Bioshock took his last breath at 12:01pm, EST, March 25, 2014. He was survived by his many children whom he never openly acknowledged.
Bioshock was a connoisseur of hot dogs and potato chips that came from the garbage. He also loved eating pineapples out of cash registers. His favorite hobby was meticulously scanning every drawer, broken gun turret, and public fountain for coins. The only things he loved more than money was using said money to finance his first loves: immolating drug addicts and decapitating law enforcement.
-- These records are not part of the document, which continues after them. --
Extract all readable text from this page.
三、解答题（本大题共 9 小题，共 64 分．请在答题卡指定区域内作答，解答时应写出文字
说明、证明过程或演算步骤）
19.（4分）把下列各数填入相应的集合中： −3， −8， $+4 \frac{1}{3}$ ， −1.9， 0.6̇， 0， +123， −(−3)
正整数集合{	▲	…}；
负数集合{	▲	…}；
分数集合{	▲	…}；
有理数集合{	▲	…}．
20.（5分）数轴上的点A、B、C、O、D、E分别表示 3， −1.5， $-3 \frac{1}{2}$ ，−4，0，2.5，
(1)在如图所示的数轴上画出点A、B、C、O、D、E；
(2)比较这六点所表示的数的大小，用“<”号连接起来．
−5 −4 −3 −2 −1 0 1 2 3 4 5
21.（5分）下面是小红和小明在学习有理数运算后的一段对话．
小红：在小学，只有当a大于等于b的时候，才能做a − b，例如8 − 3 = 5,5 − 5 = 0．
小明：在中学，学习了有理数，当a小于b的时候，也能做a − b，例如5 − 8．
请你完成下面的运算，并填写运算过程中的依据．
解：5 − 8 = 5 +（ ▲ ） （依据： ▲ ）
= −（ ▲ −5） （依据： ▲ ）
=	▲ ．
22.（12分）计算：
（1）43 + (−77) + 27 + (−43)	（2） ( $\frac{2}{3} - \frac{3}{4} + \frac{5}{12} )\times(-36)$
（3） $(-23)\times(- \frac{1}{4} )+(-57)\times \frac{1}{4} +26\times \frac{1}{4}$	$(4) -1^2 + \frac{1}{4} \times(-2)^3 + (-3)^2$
He left a legacy of being a belligerent racist; often hurling slurs at “Blacks,” “Jews,” and the “Foreign Hordes.” Simultaneously, he was remembered fondly as a masterful artist. He spent countless hours meticulously illustrating the parasitic nature of religious fanaticism. Many of his critics challenged this hypocrisy when he shifted into his “prophetic American patriotism” phase. Most of all, his competitors and fans alike revered his ability to depict humanity at its absolute worst.
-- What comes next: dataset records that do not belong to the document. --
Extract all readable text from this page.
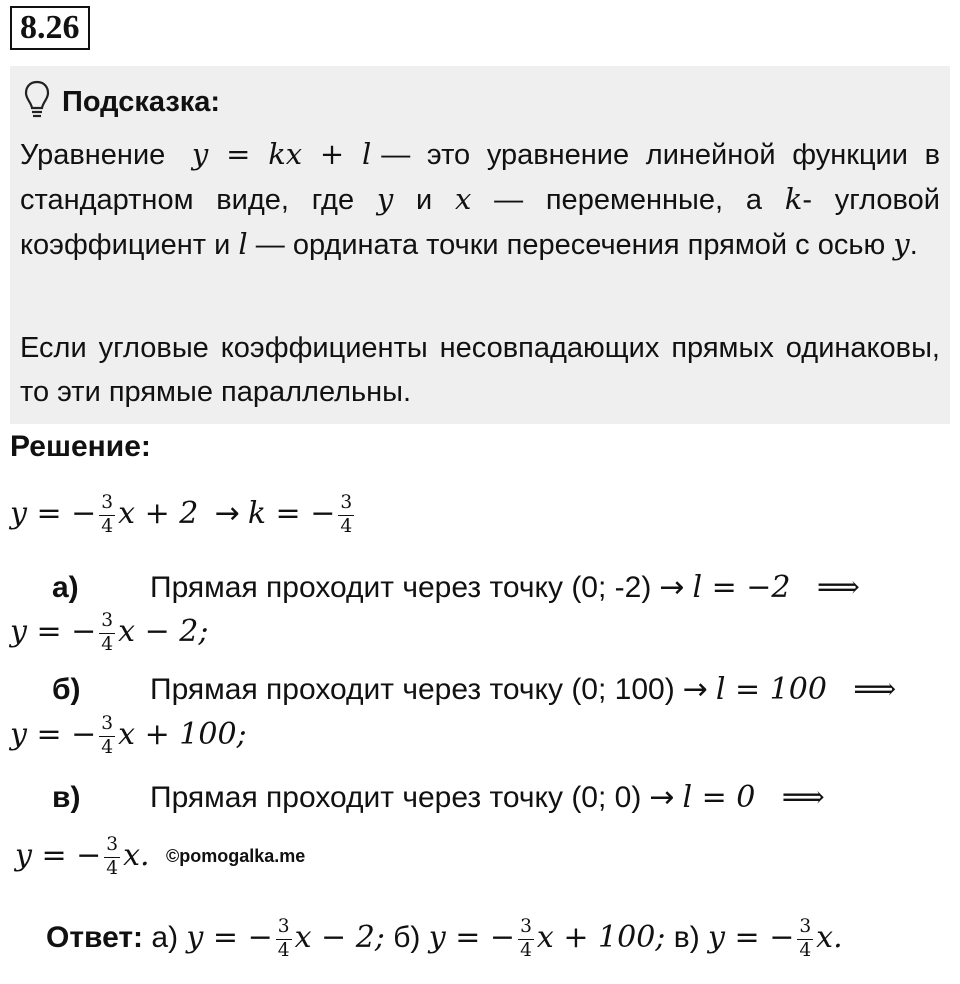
8.26
Подсказка:
Уравнение y = kx + l — это уравнение линейной функции в стандартном виде, где y и x — переменные, а k- угловой коэффициент и l — ордината точки пересечения прямой с осью y.
Если угловые коэффициенты несовпадающих прямых одинаковы, то эти прямые параллельны.
Решение:
y = − $\frac{3}{4}$ x + 2 → k = − $\frac{3}{4}$
а) Прямая проходит через точку (0; -2) → l = −2 ⟹
y = − $\frac{3}{4}$ x − 2;
б) Прямая проходит через точку (0; 100) → l = 100 ⟹
y = − $\frac{3}{4}$ x + 100;
в) Прямая проходит через точку (0; 0) → l = 0 ⟹
y = − $\frac{3}{4} x$. ©pomogalka.me
Ответ: а) y = − $\frac{3}{4}$ x − 2; б) y = − $\frac{3}{4}$ x + 100; в) y = − $\frac{3}{4} x$.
In the end, Bioshock got the bloody skull-bludgeoned-by-a-rusty-wrench death he obsessed over. Though, it was not until bringing some conclusive satisfaction to the paradoxical time loop that only Star Trek and Back to the Future could relate to. Services will not be held as Bioshock held his own funeral (aka. Burial at Sea Ep.2). In lieu of flowers, Bioshock’s estranged children request that fans and admirers play “something else.”